L’affirmation du documentaire
À Bruxelles, Fabienne Dumont a repris l’axe thématique développé par le commissaire de la manifestation africaine, Simon Njami, autour de l’idée bien générale d’un « autre monde ». L’exposition suit la structure des Rencontres, sur une trame plus resserrée quantitativement : elle n’en construit pas moins une vision à plusieurs niveaux du champ photographique balayé. L’Afrique, comme sujet des images ou comme identité des photographes, y demeure le pôle central – et diffus. Ouverte aux regards des Africains du monde (du continent au sens largement entendu et de la diaspora) et sur le monde, elle débute sur une dimension historique avec un ensemble de travaux de photographes soudanais des années 1950 ou 1960 (dimension historique que les cartels, sans dates, manquent à rappeler cependant).

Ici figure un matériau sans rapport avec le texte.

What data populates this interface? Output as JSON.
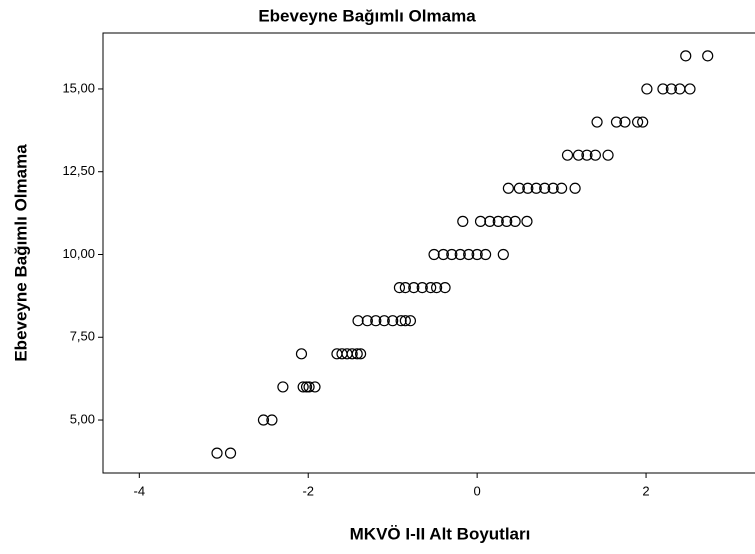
{
  "chart_data": {
    "type": "scatter",
    "title": "Ebeveyne Bağımlı Olmama",
    "xlabel": "MKVÖ I-II Alt Boyutları",
    "ylabel": "Ebeveyne Bağımlı Olmama",
    "x": [
      -3.08,
      -2.92,
      -2.53,
      -2.43,
      -2.3,
      -2.06,
      -2.02,
      -1.99,
      -1.92,
      -2.08,
      -1.66,
      -1.6,
      -1.54,
      -1.48,
      -1.42,
      -1.38,
      -1.41,
      -1.3,
      -1.2,
      -1.1,
      -1.0,
      -0.9,
      -0.85,
      -0.79,
      -0.92,
      -0.85,
      -0.75,
      -0.65,
      -0.55,
      -0.48,
      -0.38,
      -0.51,
      -0.4,
      -0.3,
      -0.2,
      -0.1,
      0,
      0.1,
      0.31,
      -0.17,
      0.04,
      0.15,
      0.25,
      0.35,
      0.45,
      0.59,
      0.37,
      0.5,
      0.6,
      0.7,
      0.8,
      0.9,
      1.0,
      1.16,
      1.07,
      1.2,
      1.3,
      1.4,
      1.55,
      1.42,
      1.65,
      1.75,
      1.9,
      1.96,
      2.01,
      2.2,
      2.3,
      2.4,
      2.52,
      2.47,
      2.73
    ],
    "y": [
      4,
      4,
      5,
      5,
      6,
      6,
      6,
      6,
      6,
      7,
      7,
      7,
      7,
      7,
      7,
      7,
      8,
      8,
      8,
      8,
      8,
      8,
      8,
      8,
      9,
      9,
      9,
      9,
      9,
      9,
      9,
      10,
      10,
      10,
      10,
      10,
      10,
      10,
      10,
      11,
      11,
      11,
      11,
      11,
      11,
      11,
      12,
      12,
      12,
      12,
      12,
      12,
      12,
      12,
      13,
      13,
      13,
      13,
      13,
      14,
      14,
      14,
      14,
      14,
      15,
      15,
      15,
      15,
      15,
      16,
      16
    ],
    "color": "#000000",
    "xlim": [
      -4.43,
      3.29
    ],
    "ylim": [
      3.4,
      16.69
    ],
    "xticks": [
      -4,
      -2,
      0,
      2
    ],
    "yticks": [
      {
        "value": 5,
        "label": "5,00"
      },
      {
        "value": 7.5,
        "label": "7,50"
      },
      {
        "value": 10,
        "label": "10,00"
      },
      {
        "value": 12.5,
        "label": "12,50"
      },
      {
        "value": 15,
        "label": "15,00"
      }
    ],
    "grid": false
  }
}
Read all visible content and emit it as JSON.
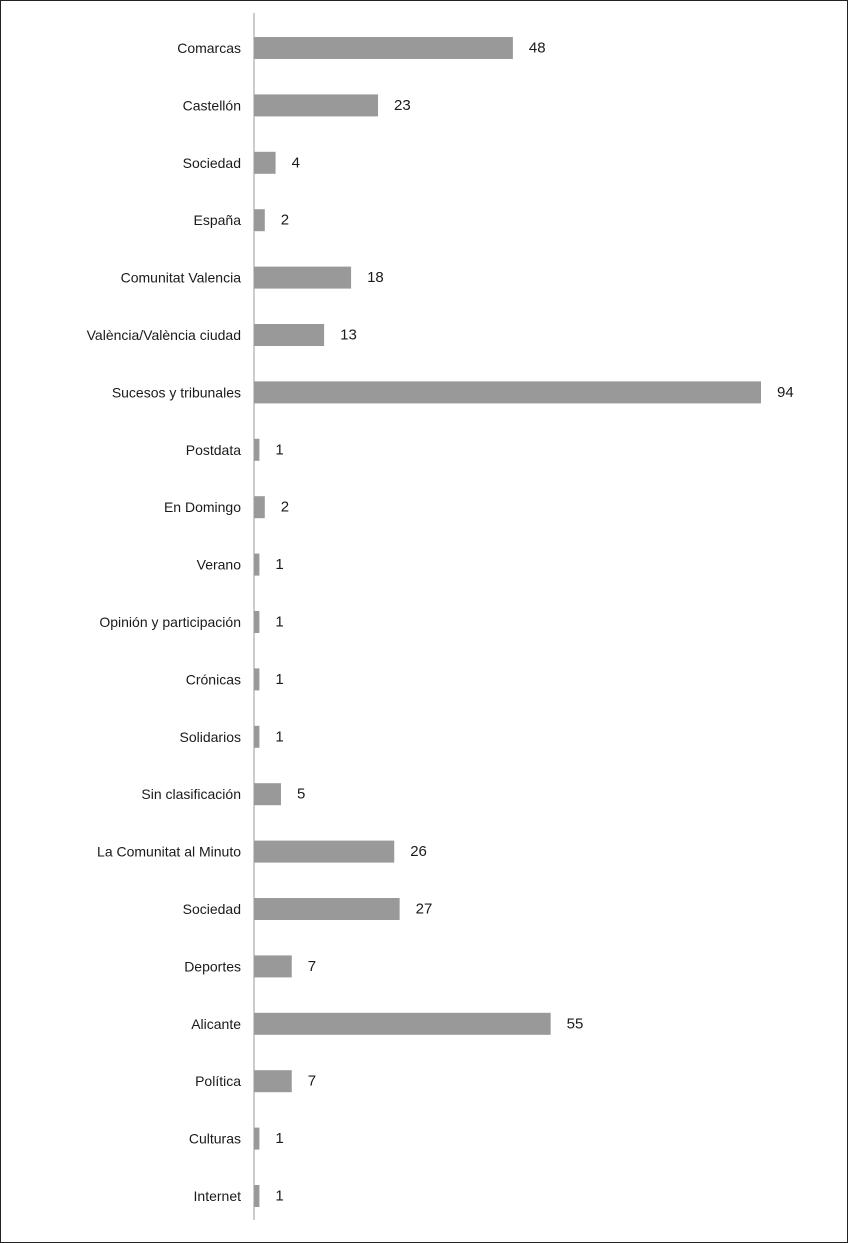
{
  "chart_data": {
    "type": "bar",
    "orientation": "horizontal",
    "title": "",
    "xlabel": "",
    "ylabel": "",
    "categories": [
      "Comarcas",
      "Castellón",
      "Sociedad",
      "España",
      "Comunitat Valencia",
      "València/València ciudad",
      "Sucesos y tribunales",
      "Postdata",
      "En Domingo",
      "Verano",
      "Opinión y participación",
      "Crónicas",
      "Solidarios",
      "Sin clasificación",
      "La Comunitat al Minuto",
      "Sociedad",
      "Deportes",
      "Alicante",
      "Política",
      "Culturas",
      "Internet"
    ],
    "values": [
      48,
      23,
      4,
      2,
      18,
      13,
      94,
      1,
      2,
      1,
      1,
      1,
      1,
      5,
      26,
      27,
      7,
      55,
      7,
      1,
      1
    ],
    "xlim": [
      0,
      94
    ],
    "grid": false,
    "legend": "none",
    "data_labels": true,
    "bar_color": "#999999",
    "axis_color": "#999999"
  }
}
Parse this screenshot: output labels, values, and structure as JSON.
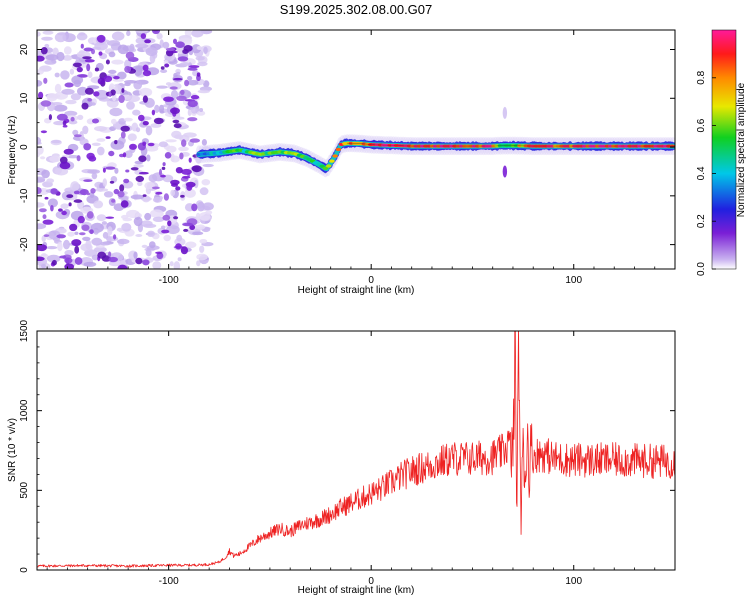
{
  "title": "S199.2025.302.08.00.G07",
  "chart_data": [
    {
      "type": "heatmap",
      "title": "S199.2025.302.08.00.G07",
      "xlabel": "Height of straight line (km)",
      "ylabel": "Frequency (Hz)",
      "xlim": [
        -165,
        150
      ],
      "ylim": [
        -25,
        24
      ],
      "xticks": [
        -100,
        0,
        100
      ],
      "xtick_labels": [
        "-100",
        "0",
        "100"
      ],
      "yticks": [
        -20,
        -10,
        0,
        10,
        20
      ],
      "ytick_labels": [
        "-20",
        "-10",
        "0",
        "10",
        "20"
      ],
      "noise_region_x": [
        -165,
        -83
      ],
      "ridge": {
        "x": [
          -85,
          -75,
          -65,
          -55,
          -45,
          -38,
          -32,
          -26,
          -22,
          -18,
          -15,
          -12,
          -5,
          0,
          20,
          40,
          60,
          65,
          70,
          80,
          100,
          120,
          150
        ],
        "freq_hz": [
          -1.5,
          -1.2,
          -0.6,
          -1.5,
          -1.0,
          -1.3,
          -2.2,
          -3.5,
          -4.5,
          -2.0,
          0.5,
          0.8,
          0.7,
          0.5,
          0.2,
          0.2,
          0.2,
          0.3,
          0.3,
          0.2,
          0.2,
          0.2,
          0.2
        ],
        "amplitude": [
          0.4,
          0.45,
          0.5,
          0.6,
          0.55,
          0.6,
          0.55,
          0.5,
          0.55,
          0.7,
          0.8,
          0.85,
          0.8,
          0.85,
          0.95,
          0.95,
          0.9,
          0.5,
          0.6,
          0.85,
          0.9,
          0.95,
          0.95
        ]
      },
      "colorbar": {
        "label": "Normalized spectral amplitude",
        "range": [
          0,
          1
        ],
        "ticks": [
          0.0,
          0.2,
          0.4,
          0.6,
          0.8
        ],
        "tick_labels": [
          "0.0",
          "0.2",
          "0.4",
          "0.6",
          "0.8"
        ]
      }
    },
    {
      "type": "line",
      "xlabel": "Height of straight line (km)",
      "ylabel": "SNR (10 * v/v)",
      "xlim": [
        -165,
        150
      ],
      "ylim": [
        0,
        1500
      ],
      "xticks": [
        -100,
        0,
        100
      ],
      "xtick_labels": [
        "-100",
        "0",
        "100"
      ],
      "yticks": [
        0,
        500,
        1000,
        1500
      ],
      "ytick_labels": [
        "0",
        "500",
        "1000",
        "1500"
      ],
      "series": [
        {
          "name": "SNR",
          "color": "#ee2222",
          "x": [
            -165,
            -140,
            -120,
            -100,
            -90,
            -80,
            -75,
            -72,
            -70,
            -68,
            -65,
            -60,
            -55,
            -50,
            -45,
            -40,
            -35,
            -30,
            -25,
            -20,
            -15,
            -10,
            -5,
            0,
            5,
            10,
            15,
            20,
            25,
            30,
            35,
            40,
            50,
            60,
            65,
            68,
            70,
            71,
            72,
            73,
            74,
            75,
            76,
            77,
            78,
            80,
            85,
            90,
            100,
            120,
            150
          ],
          "y": [
            25,
            28,
            25,
            30,
            30,
            35,
            50,
            80,
            120,
            90,
            100,
            150,
            200,
            230,
            260,
            240,
            280,
            300,
            320,
            350,
            390,
            420,
            450,
            480,
            510,
            550,
            590,
            620,
            640,
            660,
            680,
            700,
            700,
            710,
            740,
            800,
            700,
            1400,
            400,
            1500,
            200,
            900,
            600,
            800,
            700,
            720,
            730,
            700,
            690,
            690,
            680
          ]
        }
      ]
    }
  ],
  "colors": {
    "line": "#ee2222",
    "noise": "#7a1fd6",
    "axis": "#000000"
  }
}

Ceux-ci entretiennent par leur usage du noir et blanc un regard patrimonial (scènes de rue, personnages et portraits réunis sous les auspices d’El Nour, une association en faveur de la photo soudanaise) et retracent la fragile professionnalisation des photographes. La sélection internationale, réunissant une trentaine de photographes, souligne la diversité des regards, donnant à voir, cimaise après cimaise, des travaux aussi différents que ceux de Paul Kabre (Burkina Faso) sur les fous des rues, d’Abraham Onoriode Oghobase (Nigeria) ou de Malala Andrialavidrazana (Malgache installée à Paris) avec ses vues de cimetières du monde. Les tentations plasticiennes sont cependant moins convaincantes (Allan De Souza, Kenyan, ou Moataz Nasr, Cairote). Le rapport serré au sujet, voire l’attitude clairement documentaire, permet des attitudes photographiques plus déterminées. Parmi les ensembles monographiques qui complètent le parcours, se dessinent des démarches encore jeunes et fortes, telles celle très personnelle d’un Emeka Okereke (Nigérian qui poursuit aujourd’hui sa formation à Paris) ou celle du photojournaliste originaire de Johannesburg Guy Tillim.
L’ambition de La Centrale électrique d’explorer des champs artistiques accessibles à tous les publics se retrouve finalement assez bien dans ce « Bamako remix », qui condense un regard sur un espace de production d’images large et ouvert, en évitant une lecture réductrice ou homogène d’une africanité construite sur mesure.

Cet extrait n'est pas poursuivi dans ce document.